AZROU, Morocco (Reuters) - Mohammed Akki left his home in Morocco’s Middle Atlas mountains to seek regular work and a better life in the town of Azrou, but he still lives on the margins in a country enjoying an investment boom.
Every morning, Akki walks miles into Azrou, where he may or may not find work as a day laborer. His ramshackle house down a muddy lane has no electricity or running water and his school-age daughter has to study by candlelight.
He is part of a large class of impoverished Moroccans left behind by the rapid development that has transformed much of the northwestern coastline with multi-billion-dollar infrastructure projects.
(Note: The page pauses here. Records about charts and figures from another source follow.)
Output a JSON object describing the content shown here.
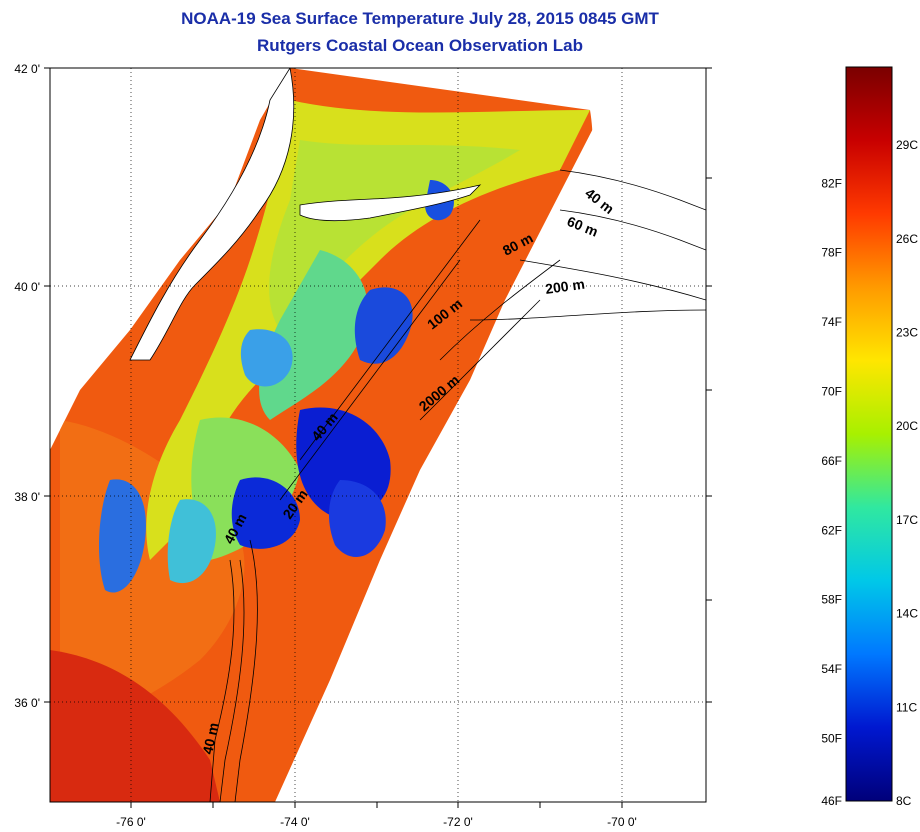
{
  "header": {
    "title": "NOAA-19 Sea Surface Temperature July 28, 2015 0845 GMT",
    "subtitle": "Rutgers Coastal Ocean Observation Lab"
  },
  "map": {
    "lat_labels": [
      "42 0'",
      "40 0'",
      "38 0'",
      "36 0'"
    ],
    "lon_labels": [
      "-76 0'",
      "-74 0'",
      "-72 0'",
      "-70 0'"
    ],
    "grid": "dotted",
    "isobath_labels": [
      "40 m",
      "60 m",
      "80 m",
      "200 m",
      "100 m",
      "2000 m",
      "40 m",
      "20 m",
      "40 m",
      "40 m"
    ]
  },
  "colorbar": {
    "fahrenheit_labels": [
      "82F",
      "78F",
      "74F",
      "70F",
      "66F",
      "62F",
      "58F",
      "54F",
      "50F",
      "46F"
    ],
    "celsius_labels": [
      "29C",
      "26C",
      "23C",
      "20C",
      "17C",
      "14C",
      "11C",
      "8C"
    ],
    "stops": [
      "#7a0000",
      "#c80000",
      "#ff3a00",
      "#ff9a00",
      "#ffe600",
      "#a8f000",
      "#30e8a0",
      "#00c8e8",
      "#0078ff",
      "#0018d0",
      "#00007a"
    ]
  }
}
“It is inconceivable. How can we live in a city but we still need candles? We hear slogans but there is no transparency. We never get any help,” said Akki, standing in his dark kitchen, where a storm lamp lit a few pans hanging from nails on the wall.
Morocco’s rampant inequality is stirring some unease in the country’s political class, particularly after protests in the northern Rif mountain region in 2017-18 and the mass demonstrations in neighboring Algeria this year.
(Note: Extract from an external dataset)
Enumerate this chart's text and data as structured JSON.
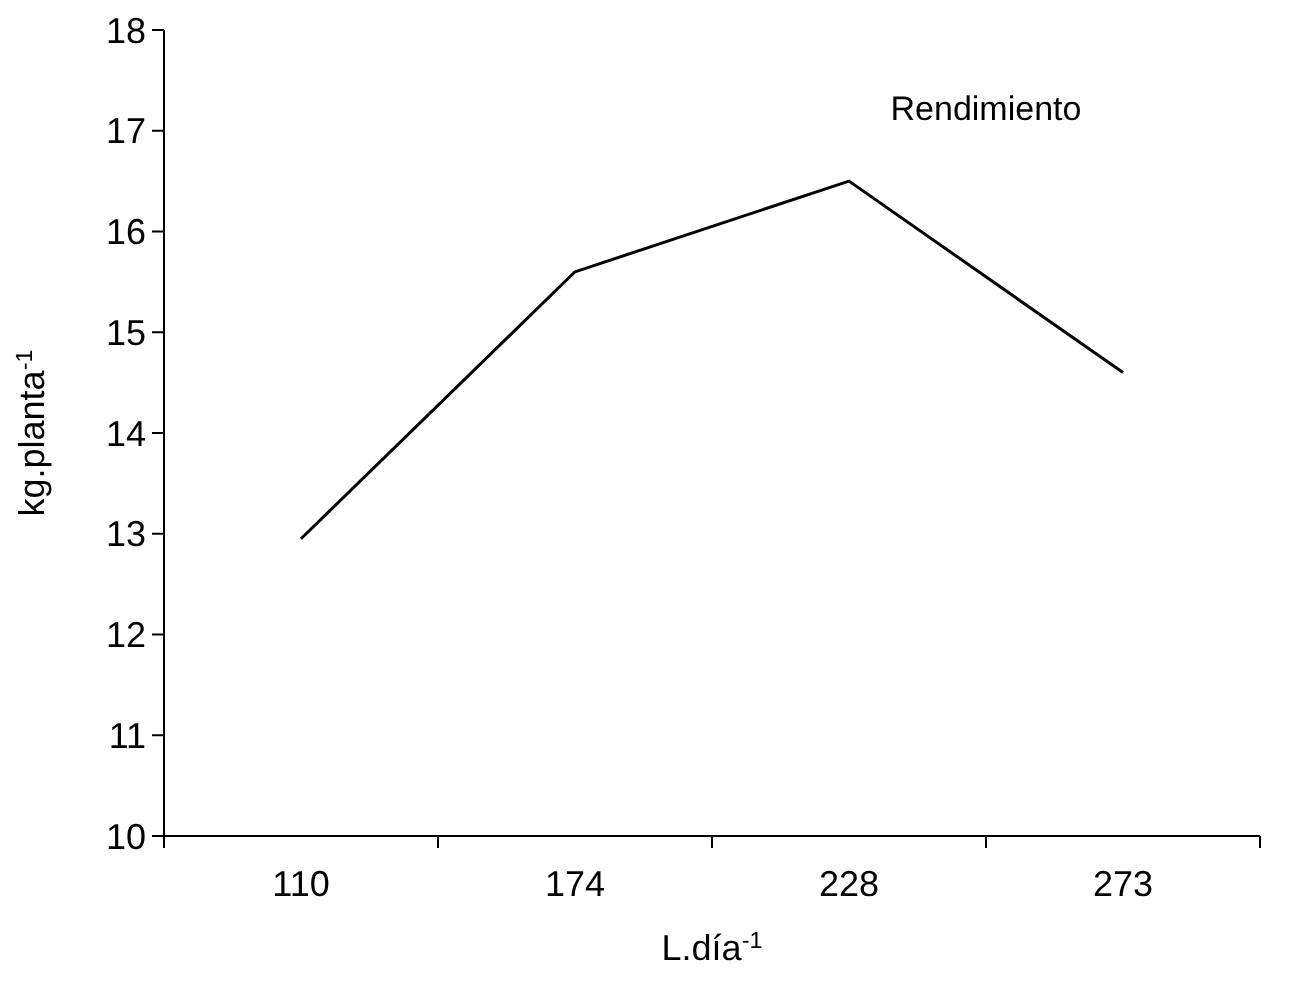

Signs of public frustration include political chanting by football fans in Casablanca and a popular rap song that decried inequality and castigated Morocco’s rulers.
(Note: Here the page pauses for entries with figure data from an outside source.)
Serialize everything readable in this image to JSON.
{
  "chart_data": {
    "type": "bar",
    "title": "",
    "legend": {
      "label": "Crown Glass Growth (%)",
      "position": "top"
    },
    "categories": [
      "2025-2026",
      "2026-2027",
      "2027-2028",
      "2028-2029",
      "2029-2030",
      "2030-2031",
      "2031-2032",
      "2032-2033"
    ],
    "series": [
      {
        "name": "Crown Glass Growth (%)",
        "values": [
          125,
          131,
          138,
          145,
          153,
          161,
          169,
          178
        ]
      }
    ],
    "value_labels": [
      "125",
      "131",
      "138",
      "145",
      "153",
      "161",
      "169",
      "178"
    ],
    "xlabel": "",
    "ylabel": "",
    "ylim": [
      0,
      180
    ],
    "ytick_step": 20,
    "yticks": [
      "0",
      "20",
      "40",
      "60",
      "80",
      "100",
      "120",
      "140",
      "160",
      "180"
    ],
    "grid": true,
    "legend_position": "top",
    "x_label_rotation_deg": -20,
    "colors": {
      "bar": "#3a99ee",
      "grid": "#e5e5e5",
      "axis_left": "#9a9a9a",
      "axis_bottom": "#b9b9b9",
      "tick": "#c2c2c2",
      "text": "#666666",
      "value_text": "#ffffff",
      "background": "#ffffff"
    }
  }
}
“More than poverty, social disparities create frustrations that may trigger protests. These disparities are often viewed as a result of an illegitimate accumulation of wealth,” said Ahmed Lahlimi, head of Morocco’s official statistics agency.
The government said this month it had allocated 7.4 billion dirhams ($770 million) to combating social and regional disparities this year as part of a longer program.
King Mohammed VI, who sets the policy direction in Morocco, though it is implemented by an elected government, is appointing a commission to oversee a new phase of development aimed at tackling such disparities.
Mohammed’s two-decade reign has mostly focused on upgrading infrastructure needed for business, such as a high-speed rail link connecting Casablanca to Tangier, now transformed into Africa’s busiest port.
Economic growth averaged 4.5% from 2000-2012, but only 3% since then, a relatively low figure for an emerging market. A quarter of Moroccans are either poor or at risk of poverty, a recent World Bank report said, and the kingdom ranks 123rd in the U.N.’s human development index.
However, investment has helped strengthen a business class that buys its furniture at the Casablanca IKEA and stops for sandwiches on the highway into Rabat at the nearest branch of the French patisserie chain Paul.
‘I AM OPPRESSED’
In Azrou, located in the Middle Atlas mountains east of Rabat, Akki and his family spend their evenings in the dark. He and his neighbors have to collect drinking water by donkey from a well a mile away.
The land he bought a decade ago to build his house cost about the same amount as one of the sofas on offer in the Casablanca IKEA.
Their community, Ait Hammou Ouhmad, is entirely populated by people who have left the mountains to settle near Azrou. They have built their homes cheaply without official permits and are unable to gain access to government utility services.
Country folk fleeing the poverty and uncertainty of an agricultural sector utterly dependent on variable rainfall have swelled the poor districts of Moroccan cities.
For the urban poor, football stadiums have offered an outlet to vent anger. “In my country, I am oppressed,” sang fans of the Casablanca team RCA last year.
Music is another outlet. A rap song, “Long live the people”, a play on the phrase “Long live the king”, has gained 15 million views on YouTube and includes the line: “Don’t ask me about the wealth. You know who took it.”
One of the singers was later detained and sentenced to a year in prison for insulting the police on social media, though his lawyer said he believed the song may have prompted his arrest.
Agriculture employs about 40% of Moroccan workers but a dry year can cut overall economic growth by more than a percentage point and leave many without work, statistics chief Lahlimi said.
The austere circumstances of Akki and his neighbors point to the even harsher conditions endured by those they left behind in the remote mountain regions, many working as shepherds, often tending flocks that belong to absentee owners.
In the high cedar forests of the Middle Atlas, where troupes of macaques lurk along the gloomy treeline, some former nomads still live in tents roofed with plastic sheeting on a barren plateau far from the nearest school or hospital.
Fadma Safsaf, whose tent and thorn animal enclosure lie in a wide meadow ringed with cedar forest, looks after two daughters and a son while her husband grazes the flock in the high pastures.
Most of the sheep and the tent they live in are owned by a landlord in France. Their annual payment is a quarter of the lambs born to the flock each year, Safsaf said.
“We lack water and electricity and suffer from snow and extreme cold. We lack clothes and shoes,” she said.
“We often have access only to muddy water. I want to go to the city, but my husband does not have a job. What could we do there? My husband has no skills,” she said.